Only a real-time driver physiological monitoring technology could recognise cues of the incoming impairment, thus alerting and/or supporting the driver timely. AI-DRIVE research will contribute to realize a ground-breaking device able to detect and even predict sudden driver's impairments and will pave the way for a new generation of devices for the driver mental state measurement, able to be fully embedded on future vehicles.
Besides this clear short-term impact, AI-DRIVE would enable also long-term implications with respect to the field of Automated Vehicles (AVs). In fact, AVs do not imply the end of road traffic accidents. Crashes will still occur, particularly during the long transitional period to full automation, if the relationship between the driver and the vehicle is not improved. In fact, autonomous vehicles able to drive in SAE 3 level are expected to shortly enter into the market: the characteristics of such a level (the driver should take the control when requested by the system) need different degrees of human attention in a single trip, according to the traffic/infrastructure/weather conditions. Let us consider for example that the mortal accident occurred while testing the Tesla AV has been demonstrated to be caused also by a human error: because of a loss of situational awareness, the test driver was not able to counteract to a wrong autopilot manoeuvre. For this transition to occur safely, it is imperative that drivers react in an appropriate and timely manner. It is therefore important that the car's system is able to know and monitor driver's fitness conditions, in order to assess his/her ability to correct car decisions or predict driving performance and eventually take proper countermeasures. These may range from audio signals, flashing visual cues adapted to catch the driver attention, up to a safe stop of the vehicle on the right border of the road in the worst cases. Starting with SAE-level 2, psychological constructs such as vigilance, fatigue, drowsiness, sleepiness and how they are interlinked with the overall driver state, play an important role for all efforts in improving road safety. In SAE-level 2, the driver needs to monitor the vehicle's guidance as well as the surrounding environment, whereby the automation requires the human to intervene immediately, if a system limit is met. However, basic psychological research indicates that these vigilance tasks are very stressful and accompanied with human failures. Laboratory experiments show that humans miss stimuli after about 15 minutes using standardized vigilance tasks. One possible explanation could be an increasing fatigue level, caused by monotonous tasks transmitting so called passive task-related fatigue. The AI-DRIVE technology could be easily integrated in the current and future Human Machine Interfaces (HMI) of semi-autonomous and autonomous vehicles and provide this relevant function.

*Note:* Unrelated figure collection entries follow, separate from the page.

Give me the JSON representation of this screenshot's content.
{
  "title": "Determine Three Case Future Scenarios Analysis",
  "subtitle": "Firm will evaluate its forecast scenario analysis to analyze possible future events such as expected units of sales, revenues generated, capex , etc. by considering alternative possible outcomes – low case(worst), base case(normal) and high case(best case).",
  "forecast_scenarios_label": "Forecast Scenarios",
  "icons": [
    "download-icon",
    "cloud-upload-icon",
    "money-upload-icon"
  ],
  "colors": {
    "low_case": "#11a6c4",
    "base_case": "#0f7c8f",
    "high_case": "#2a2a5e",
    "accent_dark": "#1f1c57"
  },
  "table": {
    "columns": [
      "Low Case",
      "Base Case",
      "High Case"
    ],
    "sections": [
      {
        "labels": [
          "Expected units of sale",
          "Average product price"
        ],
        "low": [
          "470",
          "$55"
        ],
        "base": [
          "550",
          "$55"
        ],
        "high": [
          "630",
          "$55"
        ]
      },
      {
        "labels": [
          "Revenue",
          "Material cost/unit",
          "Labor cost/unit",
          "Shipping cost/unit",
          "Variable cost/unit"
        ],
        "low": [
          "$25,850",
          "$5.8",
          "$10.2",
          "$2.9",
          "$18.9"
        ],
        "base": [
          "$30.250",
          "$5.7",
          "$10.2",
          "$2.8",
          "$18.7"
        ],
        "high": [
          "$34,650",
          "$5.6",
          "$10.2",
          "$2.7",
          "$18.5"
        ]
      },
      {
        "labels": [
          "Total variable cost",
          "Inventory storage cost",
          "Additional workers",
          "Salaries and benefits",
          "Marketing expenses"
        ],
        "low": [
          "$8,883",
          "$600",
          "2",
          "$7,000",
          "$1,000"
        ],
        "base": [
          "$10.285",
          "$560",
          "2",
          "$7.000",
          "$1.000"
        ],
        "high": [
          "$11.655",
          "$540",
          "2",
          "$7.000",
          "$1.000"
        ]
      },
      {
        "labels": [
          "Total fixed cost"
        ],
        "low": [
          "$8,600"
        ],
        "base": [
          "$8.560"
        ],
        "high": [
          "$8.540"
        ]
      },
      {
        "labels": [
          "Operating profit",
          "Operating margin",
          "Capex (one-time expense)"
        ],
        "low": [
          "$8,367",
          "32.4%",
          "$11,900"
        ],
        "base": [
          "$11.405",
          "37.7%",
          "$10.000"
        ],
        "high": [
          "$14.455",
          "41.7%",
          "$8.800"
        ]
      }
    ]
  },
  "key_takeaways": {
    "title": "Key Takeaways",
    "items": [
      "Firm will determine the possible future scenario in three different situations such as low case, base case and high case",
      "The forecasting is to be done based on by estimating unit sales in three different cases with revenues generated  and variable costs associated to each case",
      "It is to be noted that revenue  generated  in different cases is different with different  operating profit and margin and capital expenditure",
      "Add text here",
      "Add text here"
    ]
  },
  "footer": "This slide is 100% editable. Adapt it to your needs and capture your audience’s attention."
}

Lastly, the possibility of monitoring driver's fitness, including his/her cognitive and perceptive abilities, while driving would produce relevant benefit for the whole automotive industry in the design phase: the recent disciplines of Neuroergonomics and the concept of Human-Centered Design will allow industry to design car interiors and instrumentation actually able to improve drivers' cognitive performance (e.g. devices easy-to-use, alarms in the optimal position to catch drivers' attention, lights colour and sounds not inducing stress, etc.).